Пепел оказался тёплым и мягким, и Бану вдруг поняла, что ей совсем не хочется подниматься на ноги. Она так устала. Двое из четверых мальчишек, которые загоготали, когда она упала, подбежали к ней и начали её поднимать, а Бану даже не пыталась помочь им, потому что ей было всё равно. Затем, оглядев своё пальто, она подумала, что надо бы убрать свидетелей такого позора, но потом ей опять стало всё равно.
Вечером, зайдя на Facebook, Бану с удивлением увидела сразу несколько запросов на добавление в друзья, и все они были от людей с танцев. Бану усмехнулась: кажется, она прошла испытание и её приняли в семью.
Укололась однажды царевна веретеном.
Очень ей это понравилось.
Она снова укололась веретеном.
И дала она брату своему уколоться веретеном.
И брату тоже понравилось колоться веретеном.
И дал он попробовать всему царству уколоться веретеном.
И всему царству понравилось веретено.
И все начали колоться веретеном…
И жили они долго и счастливо и умерли в один день…
От передоза веретена…
Ночь – царство Вагуса, блуждающего нерва, как утверждают медики. Ночью растрёпанные нервы Бану блуждали далеко, там, где спало безмятежным сном праведника золотокожее Веретено, разметавшись большим телом на постели, словно выброшенная на берег морская звезда. Ночь была в разгаре, и Бану, глядя на равнодушную, каменную Луну, жаловалась неразгаданным силам ночи:
– О, ты прекрасен, возлюбленный мой, шея твоя – словно колонны храма в Карнаке, живот твой – словно улей, наполненный мёдом, руки твои – жаркое золото, губы твои – словно тисовый лук, натянутый для выстрела, глаза твои – черные агаты, и нет спасения от них!

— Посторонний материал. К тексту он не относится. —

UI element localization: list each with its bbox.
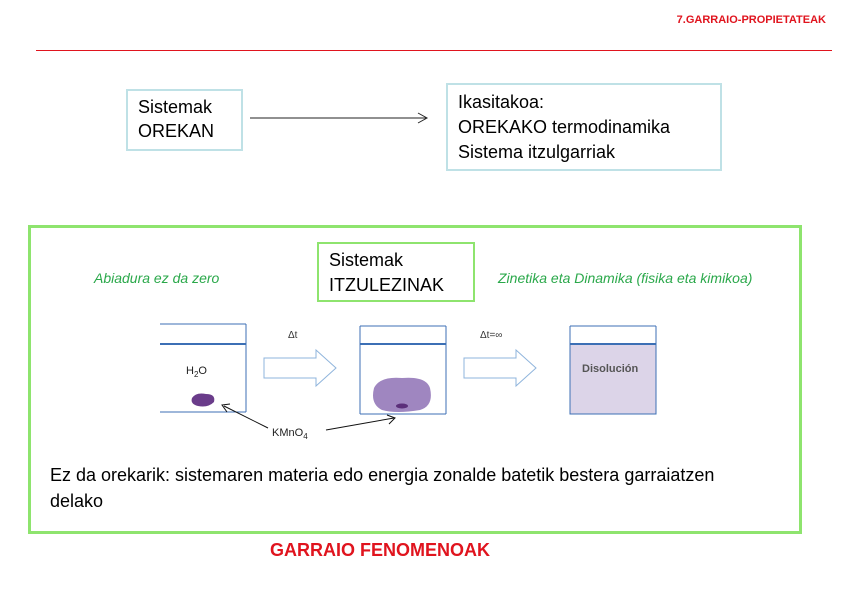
irreversible-line-1: Sistemak xyxy=(329,250,404,270)
equilibrium-systems-box xyxy=(126,89,243,151)
summary-text: Ez da orekarik: sistemaren materia edo energia zonalde batetik bestera garraiatzen delako xyxy=(50,465,715,511)
header-divider xyxy=(36,50,832,51)
learned-line-3: Sistema itzulgarriak xyxy=(458,142,616,162)
learned-box xyxy=(446,83,722,171)
time-arrow-1 xyxy=(264,330,336,386)
solution-label: Disolución xyxy=(582,363,639,375)
reagent-label: KMnO$_4$ xyxy=(272,427,308,441)
delta-t-label: Δt xyxy=(288,330,298,341)
equilibrium-line-1: Sistemak xyxy=(138,97,213,117)
irreversible-systems-box xyxy=(317,242,475,302)
irreversible-line-2: ITZULEZINAK xyxy=(329,275,445,295)
beaker-1 xyxy=(160,324,246,412)
footer-title: GARRAIO FENOMENOAK xyxy=(270,540,490,560)
learned-line-2: OREKAKO termodinamika xyxy=(458,117,671,137)
permanganate-crystal xyxy=(192,394,215,407)
speed-note: Abiadura ez da zero xyxy=(94,270,220,286)
beaker-3 xyxy=(570,326,656,414)
equilibrium-line-2: OREKAN xyxy=(138,121,215,141)
beaker-2 xyxy=(360,326,446,414)
time-arrow-2 xyxy=(464,330,536,386)
water-label: $H_2O$ xyxy=(186,365,207,379)
delta-t-infinity-label: Δt=∞ xyxy=(480,330,503,341)
equilibrium-to-learned-arrow xyxy=(248,110,438,126)
kinetics-note: Zinetika eta Dinamika (fisika eta kimikoa) xyxy=(498,270,753,286)
learned-line-1: Ikasitakoa: xyxy=(458,92,545,112)
diffusion-illustration xyxy=(150,318,670,448)
page-header-title: 7.GARRAIO-PROPIETATEAK xyxy=(676,14,826,26)
pointer-line-2 xyxy=(326,418,394,430)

Почему мы не можем любить друг друга в кабинете на твоём столе, в гардеробной комнате ресторана, в подсобке театра, где угодно, там, где нас не найдут? Почему глаза твои не ищут меня, руки твои не ласкают меня, голос твой не шепчет моё имя, разве я действительно не более чем пустота между тобой и тем, на что ты смотришь?! О, мой возлюбленный, мой Учитель, мой царь, мой Бог! – так говорила она, и холодный ветер разносил её жалобы по городу, залетал в распахнутую форточку в спальне Веретена, щекотал его уши, и Учитель слышал голос Бану, но слов разобрать не мог.
В четыре часа утра, когда даже тени от деревьев на стенах были светлее окружающего их мрака, нулевой меридиан подбирался к Бану, норовя проткнуть её насквозь, пронзив сердце, и ей казалось, что она чувствует лёгкий толчок Земли, перепрыгнувшей в новый день. Если ей доводилось спать в это время, именно в этот час к ней во сне являлось Веретено и кололо её пальцы до крови, только это не погружало её в блаженный сон, а наоборот – выбрасывало в мрачную явь, где никакого Веретена не было вовсе.

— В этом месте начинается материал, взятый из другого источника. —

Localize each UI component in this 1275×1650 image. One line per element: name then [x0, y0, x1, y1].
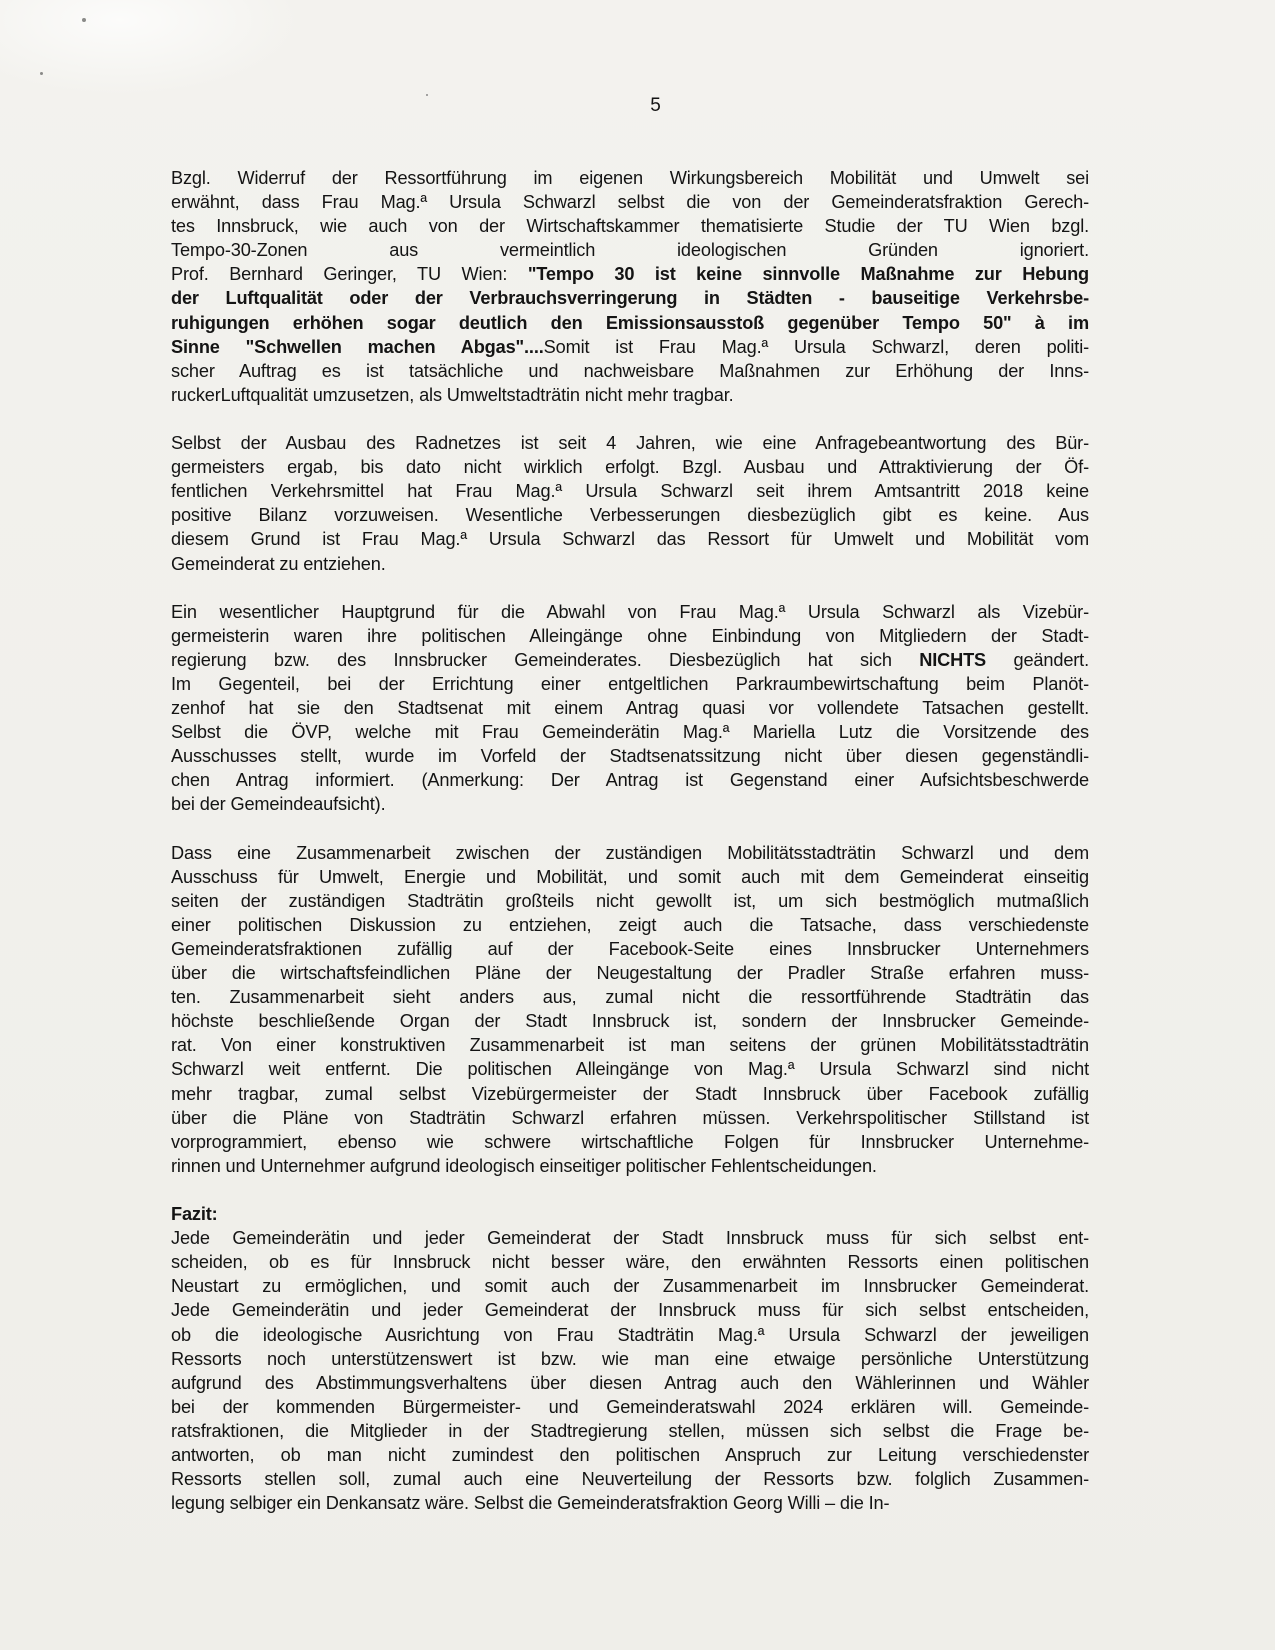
bold-text: "Tempo 30 ist keine sinnvolle Maßnahme zur Hebung: [527, 264, 1090, 285]
text-run: germeisters ergab, bis dato nicht wirklich erfolgt. Bzgl. Ausbau und Attraktivierung der Öf-: [171, 457, 1089, 478]
text-run: vorprogrammiert, ebenso wie schwere wirtschaftliche Folgen für Innsbrucker Unternehme-: [171, 1131, 1089, 1152]
paragraph-list: [171, 166, 1089, 1178]
text-line: [171, 1491, 1089, 1515]
text-run: fentlichen Verkehrsmittel hat Frau Mag.ª Ursula Schwarzl seit ihrem Amtsantritt 2018 keine: [171, 481, 1089, 502]
text-run: Dass eine Zusammenarbeit zwischen der zuständigen Mobilitätsstadträtin Schwarzl und dem: [171, 842, 1089, 863]
text-line: [171, 1419, 1089, 1443]
text-line: [171, 1274, 1089, 1298]
text-line: [171, 672, 1089, 696]
paragraph: [171, 431, 1089, 576]
text-run: zenhof hat sie den Stadtsenat mit einem Antrag quasi vor vollendete Tatsachen gestellt.: [171, 698, 1089, 719]
text-line: [171, 1347, 1089, 1371]
text-run: seiten der zuständigen Stadträtin großteils nicht gewollt ist, um sich bestmöglich mutmaßlich: [171, 890, 1089, 911]
bold-text: NICHTS: [919, 649, 987, 670]
text-run: germeisterin waren ihre politischen Alleingänge ohne Einbindung von Mitgliedern der Stadt-: [171, 625, 1089, 646]
text-line: [171, 503, 1089, 527]
text-run: Neustart zu ermöglichen, und somit auch der Zusammenarbeit im Innsbrucker Gemeinderat.: [171, 1276, 1089, 1297]
text-run: positive Bilanz vorzuweisen. Wesentliche Verbesserungen diesbezüglich gibt es keine. Aus: [171, 505, 1089, 526]
text-run: bei der Gemeindeaufsicht).: [171, 794, 386, 815]
text-run: Schwarzl weit entfernt. Die politischen Alleingänge von Mag.ª Ursula Schwarzl sind nicht: [171, 1059, 1089, 1080]
text-line: [171, 286, 1089, 310]
text-line: [171, 455, 1089, 479]
text-run: Ressorts noch unterstützenswert ist bzw. wie man eine etwaige persönliche Unterstützung: [171, 1348, 1089, 1369]
text-run: rat. Von einer konstruktiven Zusammenarbeit ist man seitens der grünen Mobilitätsstadträtin: [171, 1035, 1089, 1056]
paragraph: [171, 841, 1089, 1178]
text-run: Selbst der Ausbau des Radnetzes ist seit 4 Jahren, wie eine Anfragebeantwortung des Bür-: [171, 433, 1089, 454]
text-run: Ein wesentlicher Hauptgrund für die Abwahl von Frau Mag.ª Ursula Schwarzl als Vizebür-: [171, 601, 1089, 622]
text-run: ob die ideologische Ausrichtung von Frau Stadträtin Mag.ª Ursula Schwarzl der jeweiligen: [171, 1324, 1089, 1345]
text-line: [171, 792, 1089, 816]
text-run: Somit ist Frau Mag.ª Ursula Schwarzl, deren politi-: [543, 336, 1089, 357]
text-run: ruckerLuftqualität umzusetzen, als Umweltstadträtin nicht mehr tragbar.: [171, 384, 734, 405]
text-line: [171, 166, 1089, 190]
text-line: [171, 527, 1089, 551]
text-run: geändert.: [986, 649, 1089, 670]
text-line: [171, 1057, 1089, 1081]
bold-text: ruhigungen erhöhen sogar deutlich den Emissionsausstoß gegenüber Tempo 50" à im: [171, 312, 1089, 333]
scan-speck: [40, 72, 43, 75]
text-line: [171, 190, 1089, 214]
text-run: über die wirtschaftsfeindlichen Pläne der Neugestaltung der Pradler Straße erfahren muss-: [171, 963, 1089, 984]
text-line: [171, 479, 1089, 503]
text-run: diesem Grund ist Frau Mag.ª Ursula Schwarzl das Ressort für Umwelt und Mobilität vom: [171, 529, 1089, 550]
text-line: [171, 624, 1089, 648]
text-line: [171, 311, 1089, 335]
bold-text: Sinne "Schwellen machen Abgas"....: [171, 336, 544, 357]
text-run: tes Innsbruck, wie auch von der Wirtschaftskammer thematisierte Studie der TU Wien bzgl.: [171, 216, 1089, 237]
text-run: scheiden, ob es für Innsbruck nicht besser wäre, den erwähnten Ressorts einen politischen: [171, 1252, 1089, 1273]
text-run: bei der kommenden Bürgermeister- und Gemeinderatswahl 2024 erklären will. Gemeinde-: [171, 1396, 1089, 1417]
text-run: legung selbiger ein Denkansatz wäre. Selbst die Gemeinderatsfraktion Georg Willi – die In-: [171, 1493, 890, 1514]
bold-text: der Luftqualität oder der Verbrauchsverringerung in Städten - bauseitige Verkehrsbe-: [171, 288, 1089, 309]
fazit-body: [171, 1226, 1089, 1515]
text-line: [171, 744, 1089, 768]
paragraph: [171, 600, 1089, 817]
text-run: Gemeinderat zu entziehen.: [171, 553, 386, 574]
text-run: regierung bzw. des Innsbrucker Gemeinderates. Diesbezüglich hat sich: [171, 649, 920, 670]
text-line: [171, 889, 1089, 913]
text-line: [171, 1395, 1089, 1419]
text-line: [171, 696, 1089, 720]
text-line: [171, 1130, 1089, 1154]
text-line: [171, 1298, 1089, 1322]
text-run: scher Auftrag es ist tatsächliche und nachweisbare Maßnahmen zur Erhöhung der Inns-: [171, 360, 1089, 381]
fazit-section: [171, 1202, 1089, 1515]
paragraph: [171, 166, 1089, 407]
text-line: [171, 214, 1089, 238]
text-line: [171, 431, 1089, 455]
text-run: antworten, ob man nicht zumindest den politischen Anspruch zur Leitung verschiedenster: [171, 1444, 1089, 1465]
text-run: Prof. Bernhard Geringer, TU Wien:: [171, 264, 528, 285]
document-body: [171, 166, 1089, 1539]
text-run: Jede Gemeinderätin und jeder Gemeinderat der Stadt Innsbruck muss für sich selbst ent-: [171, 1228, 1089, 1249]
text-run: höchste beschließende Organ der Stadt Innsbruck ist, sondern der Innsbrucker Gemeinde-: [171, 1011, 1089, 1032]
text-line: [171, 262, 1089, 286]
text-line: [171, 865, 1089, 889]
text-line: [171, 937, 1089, 961]
text-run: Im Gegenteil, bei der Errichtung einer entgeltlichen Parkraumbewirtschaftung beim Planöt-: [171, 673, 1089, 694]
text-line: [171, 985, 1089, 1009]
text-line: [171, 1106, 1089, 1130]
text-line: [171, 1467, 1089, 1491]
text-run: Ressorts stellen soll, zumal auch eine Neuverteilung der Ressorts bzw. folglich Zusammen-: [171, 1469, 1089, 1490]
text-run: über die Pläne von Stadträtin Schwarzl erfahren müssen. Verkehrspolitischer Stillstand ist: [171, 1107, 1089, 1128]
fazit-heading: Fazit:: [171, 1204, 218, 1225]
text-line: [171, 768, 1089, 792]
text-line: [171, 600, 1089, 624]
text-run: ratsfraktionen, die Mitglieder in der Stadtregierung stellen, müssen sich selbst die Frage be-: [171, 1420, 1089, 1441]
text-line: [171, 238, 1089, 262]
page-number: 5: [650, 95, 661, 116]
text-line: [171, 1154, 1089, 1178]
text-line: [171, 1371, 1089, 1395]
text-line: [171, 1250, 1089, 1274]
text-run: chen Antrag informiert. (Anmerkung: Der Antrag ist Gegenstand einer Aufsichtsbeschwerde: [171, 770, 1089, 791]
text-line: [171, 648, 1089, 672]
text-line: [171, 359, 1089, 383]
text-run: erwähnt, dass Frau Mag.ª Ursula Schwarzl selbst die von der Gemeinderatsfraktion Gerech-: [171, 192, 1089, 213]
text-line: [171, 841, 1089, 865]
text-run: Selbst die ÖVP, welche mit Frau Gemeinderätin Mag.ª Mariella Lutz die Vorsitzende des: [171, 722, 1089, 743]
text-run: mehr tragbar, zumal selbst Vizebürgermeister der Stadt Innsbruck über Facebook zufällig: [171, 1083, 1089, 1104]
text-run: Ausschuss für Umwelt, Energie und Mobilität, und somit auch mit dem Gemeinderat einseitig: [171, 866, 1089, 887]
text-line: [171, 1033, 1089, 1057]
text-line: [171, 1323, 1089, 1347]
text-line: [171, 335, 1089, 359]
text-line: [171, 913, 1089, 937]
text-run: Jede Gemeinderätin und jeder Gemeinderat der Innsbruck muss für sich selbst entscheiden,: [171, 1300, 1089, 1321]
text-line: [171, 720, 1089, 744]
text-line: [171, 961, 1089, 985]
text-run: rinnen und Unternehmer aufgrund ideologisch einseitiger politischer Fehlentscheidungen.: [171, 1155, 877, 1176]
text-run: aufgrund des Abstimmungsverhaltens über diesen Antrag auch den Wählerinnen und Wähler: [171, 1372, 1089, 1393]
text-run: ten. Zusammenarbeit sieht anders aus, zumal nicht die ressortführende Stadträtin das: [171, 987, 1089, 1008]
text-line: [171, 552, 1089, 576]
text-run: Tempo-30-Zonen aus vermeintlich ideologischen Gründen ignoriert.: [171, 240, 1089, 261]
text-line: [171, 1009, 1089, 1033]
text-line: [171, 1226, 1089, 1250]
scan-speck: [82, 18, 86, 22]
text-run: Gemeinderatsfraktionen zufällig auf der Facebook-Seite eines Innsbrucker Unternehmers: [171, 939, 1089, 959]
text-line: [171, 1443, 1089, 1467]
text-run: Ausschusses stellt, wurde im Vorfeld der Stadtsenatssitzung nicht über diesen gegenständli-: [171, 746, 1089, 767]
text-run: Bzgl. Widerruf der Ressortführung im eigenen Wirkungsbereich Mobilität und Umwelt sei: [171, 168, 1089, 188]
text-run: einer politischen Diskussion zu entziehen, zeigt auch die Tatsache, dass verschiedenste: [171, 914, 1089, 935]
text-line: [171, 1082, 1089, 1106]
text-line: [171, 383, 1089, 407]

Потом наступал рассвет, время, когда просыпается в Лунном дворце белый Нефритовый Заяц, чтобы под коричным деревом приготовить волшебный эликсир бессмертия.
– О, Нефритовый Заяц, приготовь и для меня каплю эликсира, чтобы у меня было бесконечно много времени на завоевание сердца моего возлюбленного! Сердце его, словно спелый гранат, и сотни людей делят место в нём, подобно зёрнам.
Сердце его, словно рубин, холодно и твёрдо, и моим слезам не растопить его.